Srinivasan’s penchant for collegiality was also evident in the innovative course Integrated Design for Marketability and Manufacturing, which he co-created in 1991. For the past 19 years, courses that grew from that first course have trained Stanford engineering and MBA students to get beyond “gearhead” and “bean counter” stereotypes and work together to create products that both suit the leanings of designers and make sense in the market. The course, designed with then GSB Professor Bill Lovejoy and engineering Professor Dave Beach, had competing teams of students get down and dirty building product prototypes and conducting conjoint analyses to assess the market share potential of different design ideas. Srinivasan stepped away from the course in 2001, and since then it has morphed into business school Professor James Patell’s Design for Extreme Affordability course under the auspices of the Hasso Plattner Institute of Design.

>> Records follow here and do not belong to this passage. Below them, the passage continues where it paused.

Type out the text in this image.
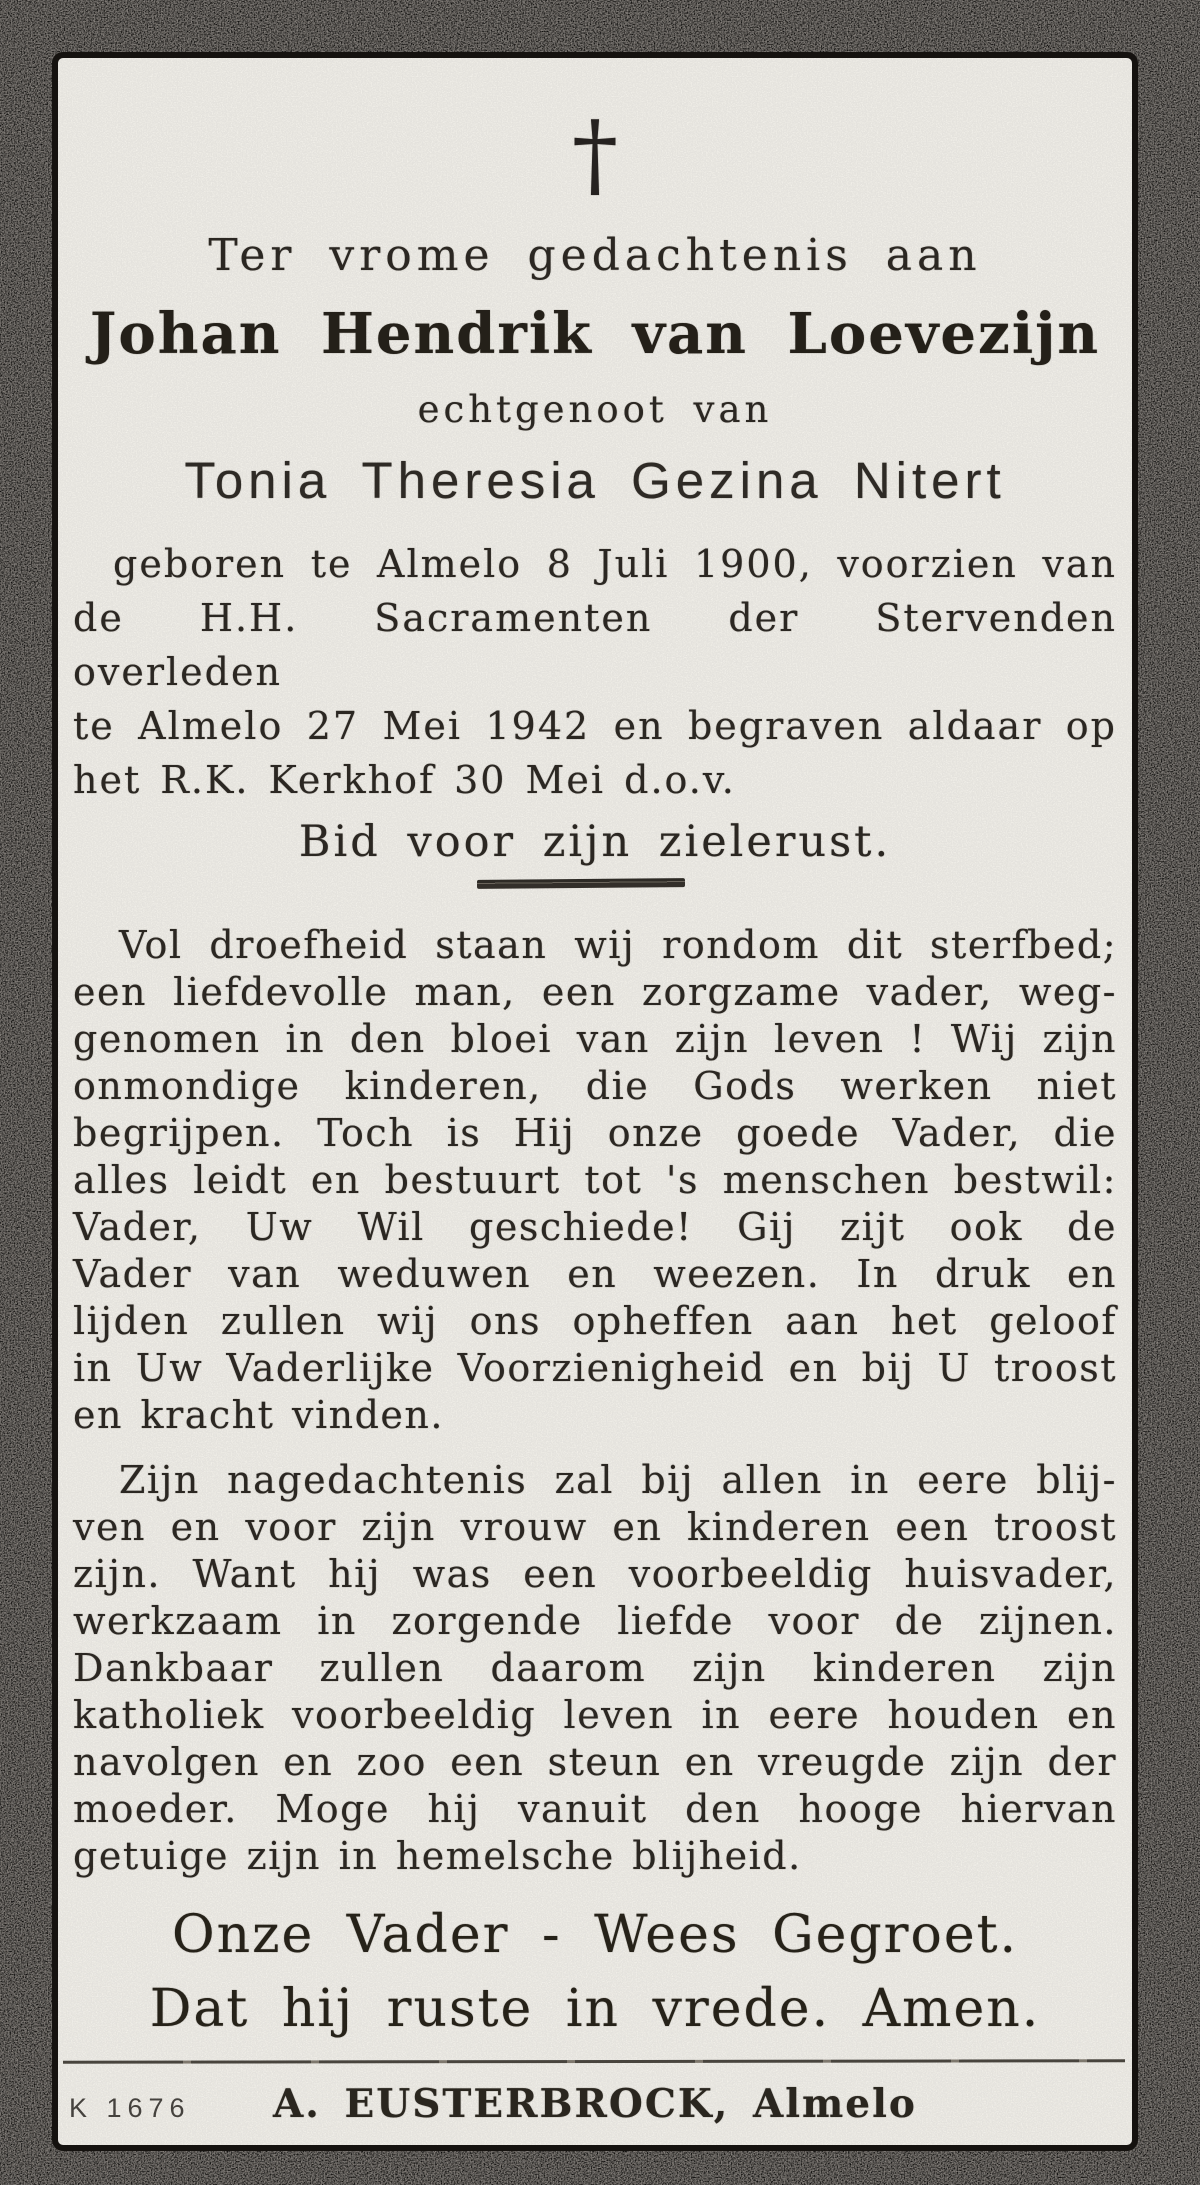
†
Ter vrome gedachtenis aan
Johan Hendrik van Loevezijn
echtgenoot van
Tonia Theresia Gezina Nitert
geboren te Almelo 8 Juli 1900, voorzien van
de H.H. Sacramenten der Stervenden overleden
te Almelo 27 Mei 1942 en begraven aldaar op
het R.K. Kerkhof 30 Mei d.o.v.
Bid voor zijn zielerust.
Vol droefheid staan wij rondom dit sterfbed;
een liefdevolle man, een zorgzame vader, weg-
genomen in den bloei van zijn leven ! Wij zijn
onmondige kinderen, die Gods werken niet
begrijpen. Toch is Hij onze goede Vader, die
alles leidt en bestuurt tot 's menschen bestwil:
Vader, Uw Wil geschiede! Gij zijt ook de
Vader van weduwen en weezen. In druk en
lijden zullen wij ons opheffen aan het geloof
in Uw Vaderlijke Voorzienigheid en bij U troost
en kracht vinden.
Zijn nagedachtenis zal bij allen in eere blij-
ven en voor zijn vrouw en kinderen een troost
zijn. Want hij was een voorbeeldig huisvader,
werkzaam in zorgende liefde voor de zijnen.
Dankbaar zullen daarom zijn kinderen zijn
katholiek voorbeeldig leven in eere houden en
navolgen en zoo een steun en vreugde zijn der
moeder. Moge hij vanuit den hooge hiervan
getuige zijn in hemelsche blijheid.
Onze Vader - Wees Gegroet.
Dat hij ruste in vrede. Amen.
A. EUSTERBROCK, Almelo
K 1676
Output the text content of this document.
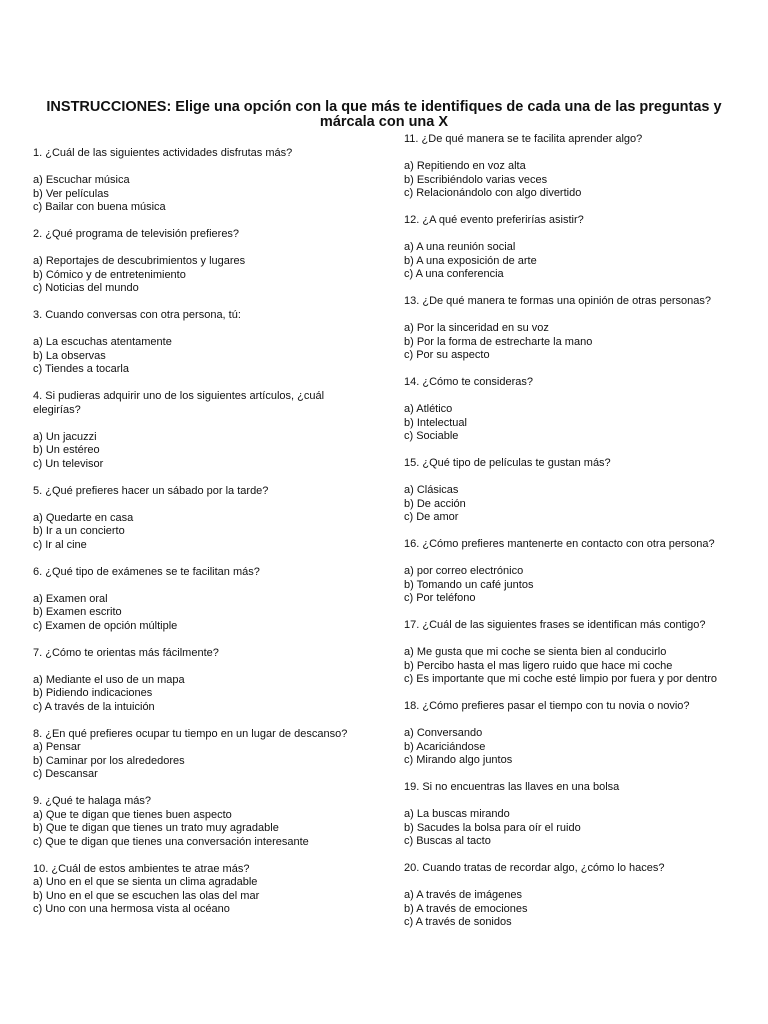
INSTRUCCIONES: Elige una opción con la que más te identifiques de cada una de las preguntas y márcala con una X
1. ¿Cuál de las siguientes actividades disfrutas más?
a) Escuchar música
b) Ver películas
c) Bailar con buena música
2. ¿Qué programa de televisión prefieres?
a) Reportajes de descubrimientos y lugares
b) Cómico y de entretenimiento
c) Noticias del mundo
3. Cuando conversas con otra persona, tú:
a) La escuchas atentamente
b) La observas
c) Tiendes a tocarla
4. Si pudieras adquirir uno de los siguientes artículos, ¿cuál elegirías?
a) Un jacuzzi
b) Un estéreo
c) Un televisor
5. ¿Qué prefieres hacer un sábado por la tarde?
a) Quedarte en casa
b) Ir a un concierto
c) Ir al cine
6. ¿Qué tipo de exámenes se te facilitan más?
a) Examen oral
b) Examen escrito
c) Examen de opción múltiple
7. ¿Cómo te orientas más fácilmente?
a) Mediante el uso de un mapa
b) Pidiendo indicaciones
c) A través de la intuición
8. ¿En qué prefieres ocupar tu tiempo en un lugar de descanso?
a) Pensar
b) Caminar por los alrededores
c) Descansar
9. ¿Qué te halaga más?
a) Que te digan que tienes buen aspecto
b) Que te digan que tienes un trato muy agradable
c) Que te digan que tienes una conversación interesante
10. ¿Cuál de estos ambientes te atrae más?
a) Uno en el que se sienta un clima agradable
b) Uno en el que se escuchen las olas del mar
c) Uno con una hermosa vista al océano
11. ¿De qué manera se te facilita aprender algo?
a) Repitiendo en voz alta
b) Escribiéndolo varias veces
c) Relacionándolo con algo divertido
12. ¿A qué evento preferirías asistir?
a) A una reunión social
b) A una exposición de arte
c) A una conferencia
13. ¿De qué manera te formas una opinión de otras personas?
a) Por la sinceridad en su voz
b) Por la forma de estrecharte la mano
c) Por su aspecto
14. ¿Cómo te consideras?
a) Atlético
b) Intelectual
c) Sociable
15. ¿Qué tipo de películas te gustan más?
a) Clásicas
b) De acción
c) De amor
16. ¿Cómo prefieres mantenerte en contacto con otra persona?
a) por correo electrónico
b) Tomando un café juntos
c) Por teléfono
17. ¿Cuál de las siguientes frases se identifican más contigo?
a) Me gusta que mi coche se sienta bien al conducirlo
b) Percibo hasta el mas ligero ruido que hace mi coche
c) Es importante que mi coche esté limpio por fuera y por dentro
18. ¿Cómo prefieres pasar el tiempo con tu novia o novio?
a) Conversando
b) Acariciándose
c) Mirando algo juntos
19. Si no encuentras las llaves en una bolsa
a) La buscas mirando
b) Sacudes la bolsa para oír el ruido
c) Buscas al tacto
20. Cuando tratas de recordar algo, ¿cómo lo haces?
a) A través de imágenes
b) A través de emociones
c) A través de sonidos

Srinivasan also is heavily involved in his native country. With his brother, Balachandran, an accounting professor emeritus from the Kellogg School of Management, he has served on the academic advisory boards of the Great Lakes Institute of Management in Chennai and the Indian School of Business in Hyderabad. He has been faculty advisor to the GSB’s collaborative MBA course with the Indian Institute of Management Bangalore. In 2006, the Great Lakes Institute created the Kotler-Srinivasan Centre for Research in Marketing, named after him and Kellogg Professor Philip Kotler.

Retirement Srinivasan-style will include involvements both in India and Stanford. “I plan to do some research and consulting, teach in a couple of Indian MBA programs, and also become a student again, attending some Stanford courses in human biology, philosophy, macroeconomics — subjects I know very little about,” he said last spring. He will teach conjoint analysis in the doctoral program at the Indian Institute of Management Bangalore. “I’m looking forward to contributing to management education back in the country where I was born,” he said.